铺满落叶的山道上,两个人的中间,就在风雁南的一步之遥,划出了一道剑痕,隔开了两人。
“这,才是男人使的剑。“
月光悠悠,夜色苍苍。
风雁南白衣如洗,无风却轻飘,绝色的容颜在月关照耀下,恍如天下下凡,若此时,她穿着女装,站在此地,不知道落尚寒会做何想。
风雁南拔剑出鞘,水魄剑发出如风轻鸣,直上九天。
白衣如雪的女子,在风中飞舞着,那剑光,幽幽叹息,舞尽世代芳华,
是谁,在剑尖鸣舞,又是谁,在无穷追问。
剑光点点,掩饰的是什么?
风起,云开,片片落叶,缓缓飘落。
她身影飘忽,在空中浮沉。
地上清影点点,月光如痴如醉。
这隐藏了十八年的秘密,她能说出来吗?
不能,不能,不能。
“看着,这才是我的剑法,灵动,轻盈,以快制胜。“
落尚寒横剑接招,剑光如水,汩汩长流,从树影滑落,
他们的目光,在这时相交,点点珍惜。
看着地上的剑痕,无言以对。
水魄剑的寒意,罗凌剑的炙热,此时相交,更像一对失散多年的兄弟。
两人收了手中的剑,望着彼此,然后她笑了。
那笑容,落尚寒这生都不会忘记,
那绝色容颜,白衣如洗,长剑微鸣,刻在了他心头。
落尚寒转身,只剩下,风雁南一个孤单女子,默默,默默看着他的背影。
“喂,有朝一日,我会告诉你的。但不是现在。“风雁南对他挥手喊话,
“喂,哪天,我们一起出去外面看看吧,我在家都快闷死了“
“喂,你倒是回应我啊。“
落尚寒慢慢的转过头,“等你不被风伯伯罚的时候再说吧。“,说完,转过身,走了。
风雁南手撑着剑,缓缓的,收剑入鞘。追了上去。
“殷叔,你看这两小儿。“黑暗中,两个身影缓缓走出,正是落殷天跟风满月
“雁儿我从小看到大,她的才华,不亚于你这个风声楼最年轻的少楼主。“落殷天看着远去的身影,满心欢喜说道。
“殷叔说笑了,殷叔当年已一敌百的事迹,家父可是一点都没有吝惜自己的赞美之词。雁儿能得到殷叔的赞许,是她的福分,至于寒儿,才华甚比雁儿。前几天我教他凌霄剑法,不用一个时辰学会三式,这能力,不亚于殷叔。“
两个老人聊起子女,满心欢喜,他们看到自己的孩儿天赋资质非凡,等那天成为可栋之梁,他们也就无后顾之忧了。

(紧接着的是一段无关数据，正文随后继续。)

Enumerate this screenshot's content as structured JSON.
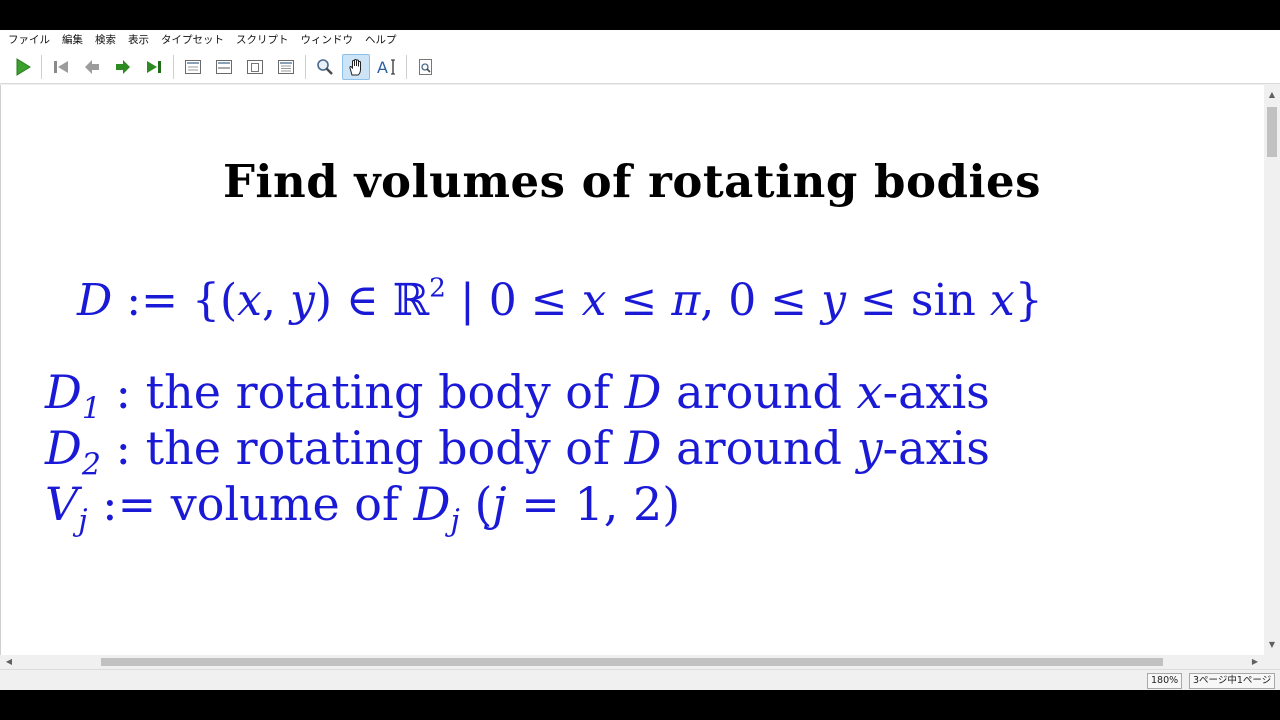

“只是,雁儿这女儿身,将来接掌风声楼的时候,恐怕事务繁多。风满伺那些人,殷叔,你说怎么办。还有,雁儿贪玩,屡教不改,耽误功课不说,还老给我闯祸,无奈雁儿她娘体弱,我要照顾她,不能好好督促雁儿,这才派寒儿帮我看着,希望寒儿别被她带坏才好。“风满月说起这两子,满心欢喜。
说到落尚寒,落殷天满脸的愧疚,道:“寒儿当年母子我也没好好照顾,现在他虽然原谅我了,但是我还是觉得,他内心里一直在怪罪着我,至于孩子他娘,死去的时候,我也没在身边,这几年,寒儿一直一个人过,这才导致他现在这么孤僻,说起来还是怪我。“落殷天讲到此,想起死去的慕容雪,叹息不已。
“殷叔,夜深了,我们走吧。别太牵挂慕容婶婶了,毕竟,人死不能复生,她过世也这么多年了,你也该释怀了吧。“
“走吧,走吧。“风满月扶着落殷天,多年的风湿,使他现在走路一步一个踉跄,当年一把剑独挡天下的英雄也迟暮了。